FDA culls huge number of foreign food facility registrations

By Hank Schultz

- Last updated on GMT

Related tags Food and drug administration

FDA culls huge number of foreign food facility registrations
In its latest cleanup of its food facility registration database, the U.S. Food and Drug Administration has culled an eye-opening 28% of existing registrations. The biggest drops happened in overseas sites.

There is a natural erosion for this data set as with others.  Companies merge, go out of business, or simply neglect to renew their registrations at the appropriate time.  But the highest drops by far, when measured as a percentage of existing registrations, occurred in overseas facilities.  This leads one expert, David Lennarz, vice president of FDA regulatory compliance for Registrar Corp., to conclude that the vast majority of these purged registrations for overseas facilities happened as a result of of a new twist in U.S. regulations. A U.S.-based agent for a foreign firm must now affirmatively respond to FDA that it is acting in that capacity and that is accepts the potential liability that comes with it.  Without that assurance, FDA purges that particular registration, he said.

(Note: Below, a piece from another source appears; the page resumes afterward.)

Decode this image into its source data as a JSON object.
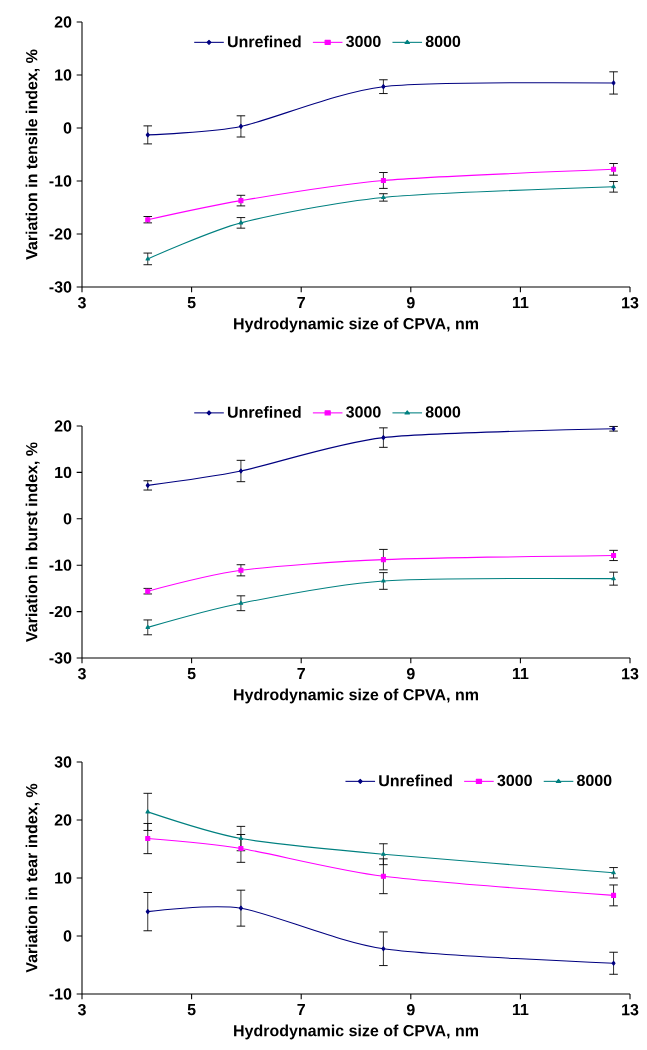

The data we have shows that it was basically a doubling of the reduction of registrations from the last cull in 2014. What this is really attributed to is the requirement for a U.S. agent to affirmatively assert that, yes, I agree to have my name associated with this foreign supplier and I accept what comes with that,​Lennarz told NutraIngredients-USA.

Bloodbath in foreign registrations

To give some context, by far the biggest number of food facility registrations sent in to FDA come from domestic firms. In this latest cull, FDA purged 9% of domestic registrations, bringing the total number of U.S. food facilities registered with FDA down to 78,957 from 86,773, according to data collected by Registrar Corp.  So, to make up the total 28% drop, the declines in registered facilities overseas are truly eye-opening in some cases.  Here are some of the biggest declines among countries that are major food and dietary ingredient exporters to the U.S.:

  • Japan – a 34% drop (13,942 registrations down to 9,211)
  • France – 30% drop (10,450 down to 7,336)
  • Italy – 39% drop (10,125 down to 6,169)
  • China – 46% drop (9,667 down to 5,236)
  • Mexico – 53% drop (9,575 down to 4,499)
  • Canada – 38% drop (6,690 down to 4,169)
  • Spain – 32% drop (4,688 down to 3,208)
  • South Korea – 39% drop (3,921 down to 2,393)
  • India – 44% drop (3,455 down to 1,944).

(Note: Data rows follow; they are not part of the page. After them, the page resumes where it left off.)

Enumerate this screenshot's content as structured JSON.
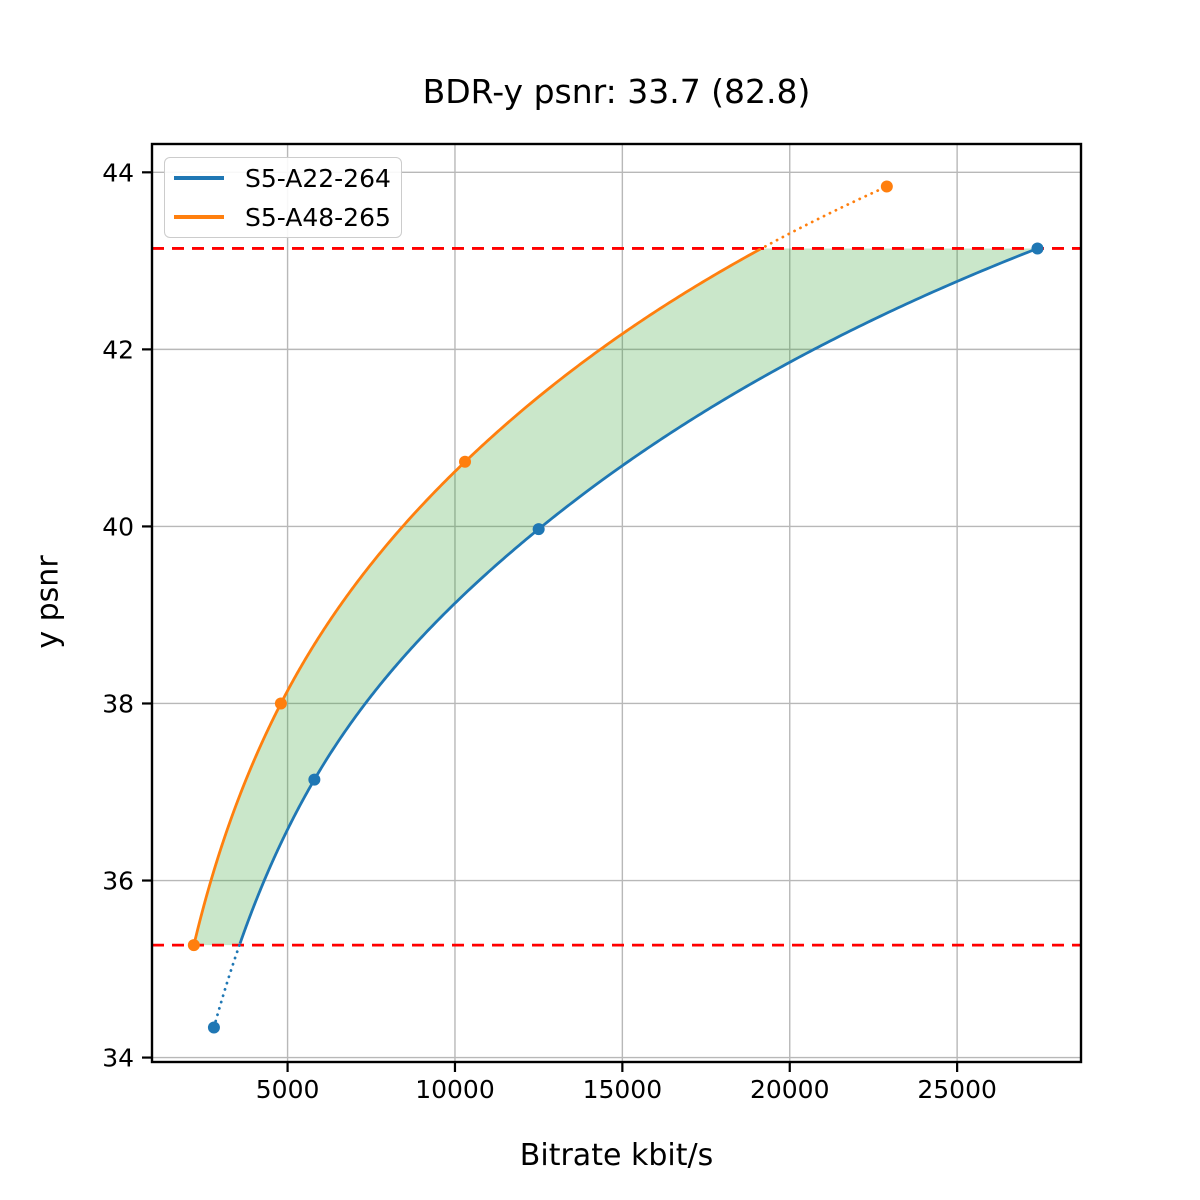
{
  "chart_data": {
    "type": "line",
    "title": "BDR-y psnr: 33.7 (82.8)",
    "xlabel": "Bitrate kbit/s",
    "ylabel": "y psnr",
    "xlim": [
      950,
      28700
    ],
    "ylim": [
      33.95,
      44.32
    ],
    "xticks": [
      5000,
      10000,
      15000,
      20000,
      25000
    ],
    "yticks": [
      34,
      36,
      38,
      40,
      42,
      44
    ],
    "grid": true,
    "grid_color": "#b8b8b8",
    "spine_color": "#000000",
    "interpolation": "pchip-logx",
    "legend_position": "upper-left",
    "series": [
      {
        "name": "S5-A22-264",
        "color": "#1f77b4",
        "x": [
          2800,
          5800,
          12500,
          27400
        ],
        "y": [
          34.34,
          37.14,
          39.97,
          43.14
        ]
      },
      {
        "name": "S5-A48-265",
        "color": "#ff7f0e",
        "x": [
          2200,
          4800,
          10300,
          22900
        ],
        "y": [
          35.27,
          38.0,
          40.73,
          43.84
        ]
      }
    ],
    "hlines": [
      {
        "y": 35.27,
        "color": "#ff0000",
        "style": "dashed",
        "meaning": "overlap-lower-bound"
      },
      {
        "y": 43.14,
        "color": "#ff0000",
        "style": "dashed",
        "meaning": "overlap-upper-bound"
      }
    ],
    "band": {
      "fill": "rgba(44, 160, 44, 0.25)",
      "upper_series": 1,
      "lower_series": 0,
      "clip_low": 35.27,
      "clip_high": 43.14
    }
  }
}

 Responsibilities of a U.S. agent

One of the requirements for a U.S. agent of a foreign firm is to act as a communications link between FDA and the overseas facility. FDA uses the U.S. agent to communicate important information to the foreign supplier (such as a Notice of Inspection), and the U.S. agent must accept responsibility for the communications between FDA and the foreign firm. The U.S. agent must also accept the liability for FDA re-inspection fees associated with the foreign firm.

In some cases, Lennarz said, foreign firms may have sent in registrations listing their U.S. agent and have been unaware of these new requirements.  FDA then queries the agent, and if it receives no response, out the registration goes.  There is no requirement for the U.S. agent to inform its overseas partners that this has happened.  So a number of foreign facilities may only find out their registrations are invalid when a shipment gets held up because the registration number listed on the shipping documents comes up as invalid, Lennarz said.

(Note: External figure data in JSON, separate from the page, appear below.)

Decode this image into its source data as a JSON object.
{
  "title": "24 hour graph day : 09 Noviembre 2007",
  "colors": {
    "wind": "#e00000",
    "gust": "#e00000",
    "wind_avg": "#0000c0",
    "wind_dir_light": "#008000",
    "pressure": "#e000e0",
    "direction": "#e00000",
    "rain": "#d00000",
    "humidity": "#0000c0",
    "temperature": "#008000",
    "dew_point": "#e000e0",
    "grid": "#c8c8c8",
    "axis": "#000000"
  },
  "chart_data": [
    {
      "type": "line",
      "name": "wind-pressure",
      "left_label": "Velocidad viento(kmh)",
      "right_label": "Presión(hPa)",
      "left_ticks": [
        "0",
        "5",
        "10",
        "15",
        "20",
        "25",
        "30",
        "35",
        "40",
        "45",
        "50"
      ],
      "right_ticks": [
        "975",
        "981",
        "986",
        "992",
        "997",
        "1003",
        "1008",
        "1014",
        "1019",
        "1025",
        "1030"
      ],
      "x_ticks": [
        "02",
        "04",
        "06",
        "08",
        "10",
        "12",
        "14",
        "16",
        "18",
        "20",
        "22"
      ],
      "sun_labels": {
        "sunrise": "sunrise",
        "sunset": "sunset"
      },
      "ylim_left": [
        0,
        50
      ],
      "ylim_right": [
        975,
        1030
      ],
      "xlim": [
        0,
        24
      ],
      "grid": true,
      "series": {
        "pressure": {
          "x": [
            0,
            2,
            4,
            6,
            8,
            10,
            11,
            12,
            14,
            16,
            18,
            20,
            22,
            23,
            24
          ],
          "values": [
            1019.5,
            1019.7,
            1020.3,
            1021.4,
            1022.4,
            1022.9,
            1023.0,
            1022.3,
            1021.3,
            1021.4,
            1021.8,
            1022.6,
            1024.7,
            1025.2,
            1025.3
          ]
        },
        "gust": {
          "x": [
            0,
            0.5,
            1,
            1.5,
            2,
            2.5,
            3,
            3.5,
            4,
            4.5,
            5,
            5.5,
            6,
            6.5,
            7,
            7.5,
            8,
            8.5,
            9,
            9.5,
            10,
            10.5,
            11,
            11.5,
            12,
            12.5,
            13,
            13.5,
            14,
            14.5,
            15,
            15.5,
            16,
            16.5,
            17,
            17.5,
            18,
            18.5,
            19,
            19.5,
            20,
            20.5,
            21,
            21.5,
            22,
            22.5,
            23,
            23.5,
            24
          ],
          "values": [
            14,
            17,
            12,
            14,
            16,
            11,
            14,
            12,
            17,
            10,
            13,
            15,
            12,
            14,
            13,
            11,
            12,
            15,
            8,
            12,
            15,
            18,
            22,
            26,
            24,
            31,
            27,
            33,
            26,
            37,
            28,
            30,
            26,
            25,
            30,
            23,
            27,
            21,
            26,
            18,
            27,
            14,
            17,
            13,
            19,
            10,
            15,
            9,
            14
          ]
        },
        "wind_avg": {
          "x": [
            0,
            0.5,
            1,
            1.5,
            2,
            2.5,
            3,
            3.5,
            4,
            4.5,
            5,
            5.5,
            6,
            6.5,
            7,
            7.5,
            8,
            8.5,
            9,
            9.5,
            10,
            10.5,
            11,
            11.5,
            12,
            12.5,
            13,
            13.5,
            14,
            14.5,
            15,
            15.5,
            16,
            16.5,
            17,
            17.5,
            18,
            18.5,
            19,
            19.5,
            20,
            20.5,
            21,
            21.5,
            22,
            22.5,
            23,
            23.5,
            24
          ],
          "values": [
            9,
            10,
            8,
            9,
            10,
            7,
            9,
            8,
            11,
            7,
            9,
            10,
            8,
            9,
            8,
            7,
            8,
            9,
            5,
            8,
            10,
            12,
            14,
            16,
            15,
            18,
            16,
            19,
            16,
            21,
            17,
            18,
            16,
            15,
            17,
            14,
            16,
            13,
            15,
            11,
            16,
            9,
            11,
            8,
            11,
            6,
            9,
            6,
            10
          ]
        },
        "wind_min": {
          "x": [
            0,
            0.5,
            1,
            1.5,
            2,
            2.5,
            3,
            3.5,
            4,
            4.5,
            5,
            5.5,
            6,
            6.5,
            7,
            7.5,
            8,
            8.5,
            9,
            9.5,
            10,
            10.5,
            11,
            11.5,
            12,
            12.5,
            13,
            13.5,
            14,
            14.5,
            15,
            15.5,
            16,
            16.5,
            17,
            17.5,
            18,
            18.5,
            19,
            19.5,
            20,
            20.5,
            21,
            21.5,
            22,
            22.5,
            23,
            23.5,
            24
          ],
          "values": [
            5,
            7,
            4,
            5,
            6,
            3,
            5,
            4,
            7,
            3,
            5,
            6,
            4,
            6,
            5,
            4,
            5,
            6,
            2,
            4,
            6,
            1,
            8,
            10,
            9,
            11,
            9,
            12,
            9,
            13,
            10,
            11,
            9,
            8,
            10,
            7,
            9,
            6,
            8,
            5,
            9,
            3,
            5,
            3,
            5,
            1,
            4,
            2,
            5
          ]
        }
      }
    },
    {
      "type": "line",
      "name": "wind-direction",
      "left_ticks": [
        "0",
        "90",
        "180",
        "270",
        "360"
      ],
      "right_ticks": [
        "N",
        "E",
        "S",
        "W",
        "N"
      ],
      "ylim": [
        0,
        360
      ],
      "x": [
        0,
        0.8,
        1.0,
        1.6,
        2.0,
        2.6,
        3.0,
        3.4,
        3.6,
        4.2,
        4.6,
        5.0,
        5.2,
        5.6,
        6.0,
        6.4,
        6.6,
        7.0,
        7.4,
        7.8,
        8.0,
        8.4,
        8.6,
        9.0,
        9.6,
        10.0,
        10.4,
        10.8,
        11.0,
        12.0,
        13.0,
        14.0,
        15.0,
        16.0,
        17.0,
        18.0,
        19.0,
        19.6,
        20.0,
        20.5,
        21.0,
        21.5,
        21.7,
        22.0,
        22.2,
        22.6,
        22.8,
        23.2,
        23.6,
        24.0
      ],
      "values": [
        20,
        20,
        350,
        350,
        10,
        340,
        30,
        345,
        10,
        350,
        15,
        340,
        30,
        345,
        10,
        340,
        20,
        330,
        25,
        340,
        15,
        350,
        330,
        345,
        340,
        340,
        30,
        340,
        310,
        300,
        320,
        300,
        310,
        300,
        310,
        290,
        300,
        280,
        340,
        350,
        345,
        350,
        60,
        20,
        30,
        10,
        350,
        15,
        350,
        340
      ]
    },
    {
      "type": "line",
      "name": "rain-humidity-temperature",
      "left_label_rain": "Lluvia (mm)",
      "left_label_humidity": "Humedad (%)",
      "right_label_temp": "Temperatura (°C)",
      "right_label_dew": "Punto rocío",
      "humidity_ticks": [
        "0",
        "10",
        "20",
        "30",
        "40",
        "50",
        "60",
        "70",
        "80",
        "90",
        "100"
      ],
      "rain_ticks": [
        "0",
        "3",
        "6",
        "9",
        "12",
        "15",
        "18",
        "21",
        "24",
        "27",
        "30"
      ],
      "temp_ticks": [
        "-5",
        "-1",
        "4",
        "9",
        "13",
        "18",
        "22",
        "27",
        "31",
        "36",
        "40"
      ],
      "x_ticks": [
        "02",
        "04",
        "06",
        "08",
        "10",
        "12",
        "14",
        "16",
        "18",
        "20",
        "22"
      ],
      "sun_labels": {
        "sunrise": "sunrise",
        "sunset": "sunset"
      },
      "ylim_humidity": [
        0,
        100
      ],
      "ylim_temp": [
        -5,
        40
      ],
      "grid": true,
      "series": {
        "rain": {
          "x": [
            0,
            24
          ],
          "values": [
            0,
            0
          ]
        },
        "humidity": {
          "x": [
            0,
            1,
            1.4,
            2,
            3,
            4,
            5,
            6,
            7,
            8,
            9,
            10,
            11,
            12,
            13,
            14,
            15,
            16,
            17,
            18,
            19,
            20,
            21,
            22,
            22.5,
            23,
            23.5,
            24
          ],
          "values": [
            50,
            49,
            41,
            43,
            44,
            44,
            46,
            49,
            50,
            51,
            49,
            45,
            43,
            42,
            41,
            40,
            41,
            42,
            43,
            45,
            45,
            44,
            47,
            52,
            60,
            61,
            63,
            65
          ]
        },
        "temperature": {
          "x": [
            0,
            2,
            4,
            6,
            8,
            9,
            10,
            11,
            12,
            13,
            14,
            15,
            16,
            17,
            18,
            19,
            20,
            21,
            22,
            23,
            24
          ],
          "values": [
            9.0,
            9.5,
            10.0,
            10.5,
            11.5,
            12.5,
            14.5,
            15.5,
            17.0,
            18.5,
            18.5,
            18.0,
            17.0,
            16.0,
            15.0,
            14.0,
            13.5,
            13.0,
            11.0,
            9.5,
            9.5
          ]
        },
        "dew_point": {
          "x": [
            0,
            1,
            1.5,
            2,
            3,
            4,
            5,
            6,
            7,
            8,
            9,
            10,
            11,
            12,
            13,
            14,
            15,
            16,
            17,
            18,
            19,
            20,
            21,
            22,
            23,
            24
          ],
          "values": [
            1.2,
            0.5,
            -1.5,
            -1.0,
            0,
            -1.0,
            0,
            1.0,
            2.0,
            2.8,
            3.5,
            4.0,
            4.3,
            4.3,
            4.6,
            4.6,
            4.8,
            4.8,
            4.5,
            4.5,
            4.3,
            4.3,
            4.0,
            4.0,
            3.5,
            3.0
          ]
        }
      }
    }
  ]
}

In a number of cases, as this new requirement phased in, Lennarz said U.S. agents may have concluded that certain foreign facilities were no longer worth the bother, as in the cases of facilities that only ship a few lots of material to the U.S. per year. But in other cases, major shipments of goods could be held up at the border.

Lennarz said having an expired registration is not the end of the world and is something that can potentially be cleaned up on the fly. But it poses questions of delay and potential unnecessary expense, he said.

Something might be sitting in the port for two or three days before people even figure out what happened. If this in an air shipment, then time is even more of the essence,​ he said.

FSVP looms in distance

Lennarz said to avoid the hassle, foreign firms should check to make sure that their U.S. agents have responded to FDA (full disclosure:  Registrar Corp. acts as the U.S. agent for many foreign firms).  And he said this current issue with facility registrations is only a taste of what might happen when the rules associated with the Food Safety Modernization Act start to go into full swing in 2018.  In that case, under the Foreign Supplier Verification Program​, U.S. agents of foreign firms that meet the definition of importers will have to ensure that food and dietary ingredients imported into the U.S. meet applicable U.S. food safety standards, including having a preventive controls plan in place.

Having a food safety plan is something completely new and up to now no one has had to have one,​ Lennarz said. Over the next six to 18 months companies will be asking their foreign suppliers to see their plans. The vast majority of companies dont even know what you are talking about.